Hey thanks - I feel a bit better by just saying how I feel! The first time anything happened was back in 2005 when I woke up the following morning not even remembering that I had been out the night before (and not down to alcohol....shame) We initially thought that I had been given the date rape drug but ruled that out after they started occuring quite frequently. Would wake up feeling confused not knowing where I was, who I was etc eeg/mri didn't show anything so I think the neurologists were also a bit confused...
Anyway a year later I had a grand mal seizure and they finally diagnosed me with epilepsy and put me on Lamotrigine, which started to work after we had figured the dosage to control the seizures.
Because I have suffered with memory loss I really panic that I am going to lose anymore so I then have to go through everything time and time again just to make sure I haven't forgotten anything! Its just a never ending circle.........
And I wish it was the cocktails.... but sadly I don't drink that much. I did drink too much on my birthday earlier this year and felt really poorly the following day and then ended up feeling guilty because I did drink and knew that I shouldn't.. Its just ridiculous that I worry about everything and could quite easily make myself more poorly... How do you deal with it?

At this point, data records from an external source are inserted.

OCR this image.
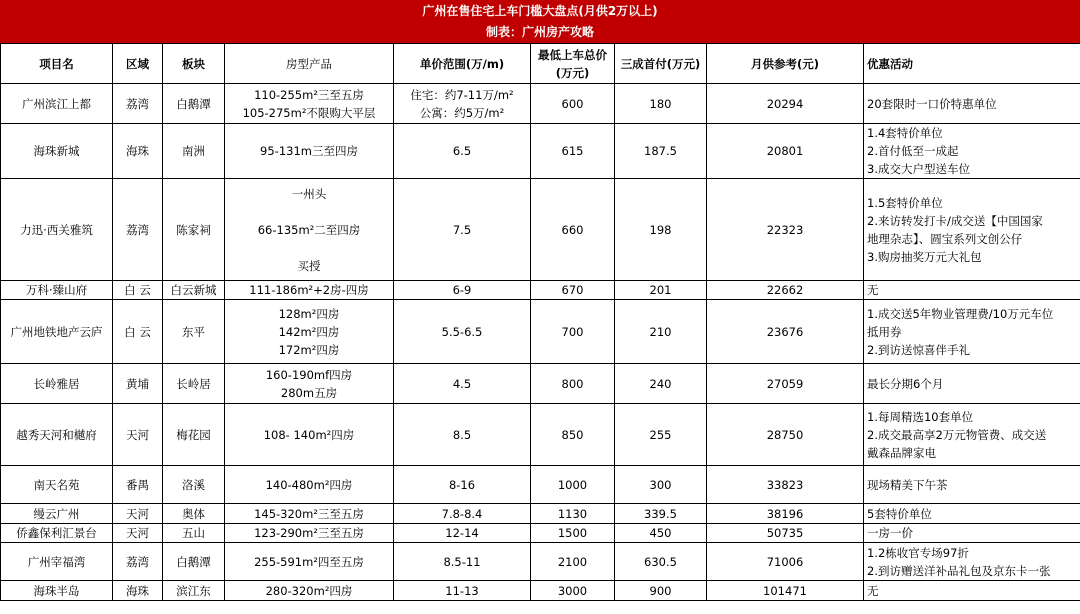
广州在售住宅上车门槛大盘点(月供2万以上)
制表：广州房产攻略
项目名	区域	板块	房型产品	单价范围(万/m)	最低上车总价(万元)	三成首付(万元)	月供参考(元)	优惠活动
广州滨江上都	荔湾	白鹅潭	110-255m²三至五房
105-275m²不限购大平层	住宅：约7-11万/m²
公寓：约5万/m²	600	180	20294	20套限时一口价特惠单位

海珠新城	海珠	南洲	95-131m三至四房	6.5	615	187.5	20801	1.4套特价单位
2.首付低至一成起
3.成交大户型送车位

力迅·西关雅筑	荔湾	陈家祠	一州头
66-135m²二至四房
买授	7.5	660	198	22323	1.5套特价单位
2.来访转发打卡/成交送【中国国家
地理杂志】、圆宝系列文创公仔
3.购房抽奖万元大礼包

万科·臻山府	白 云	白云新城	111-186m²+2房-四房	6-9	670	201	22662	无

广州地铁地产云庐	白 云	东平	128m²四房
142m²四房
172m²四房	5.5-6.5	700	210	23676	1.成交送5年物业管理费/10万元车位
抵用券
2.到访送惊喜伴手礼

长岭雅居	黄埔	长岭居	160-190mf四房
280m五房	4.5	800	240	27059	最长分期6个月

越秀天河和樾府	天河	梅花园	108- 140m²四房	8.5	850	255	28750	1.每周精选10套单位
2.成交最高享2万元物管费、成交送
戴森品牌家电

南天名苑	番禺	洛溪	140-480m²四房	8-16	1000	300	33823	现场精美下午茶

缦云广州	天河	奥体	145-320m²三至五房	7.8-8.4	1130	339.5	38196	5套特价单位

侨鑫保利汇景台	天河	五山	123-290m²三至五房	12-14	1500	450	50735	一房一价

广州宰福湾	荔湾	白鹅潭	255-591m²四至五房	8.5-11	2100	630.5	71006	1.2栋收官专场97折
2.到访赠送洋补品礼包及京东卡一张

海珠半岛	海珠	滨江东	280-320m²四房	11-13	3000	900	101471	无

Not sure that I want to start messing with my meds considering they to date have stopped the seizures?

Nicki
 
Hi, Nikki,

Glad you are feeling a little better. Temporal lobe epilepsy can make a person paranoid, and anxious. It also affects memory. Here's some info:
http://www.neuroskills.com/tbi/btemporl.shtml

How to handle it? I'm not really sure, but a conversation with your neurologist is a very good start.
 
Hi Nikki, welcome to the forum. :hello:

My wife had some pretty severe issues with memory loss during a time when her seizure activity was severe. The good news is that her memory recall (overall cognitive functioning) returned to normal over the course of months once she got the seizures under control.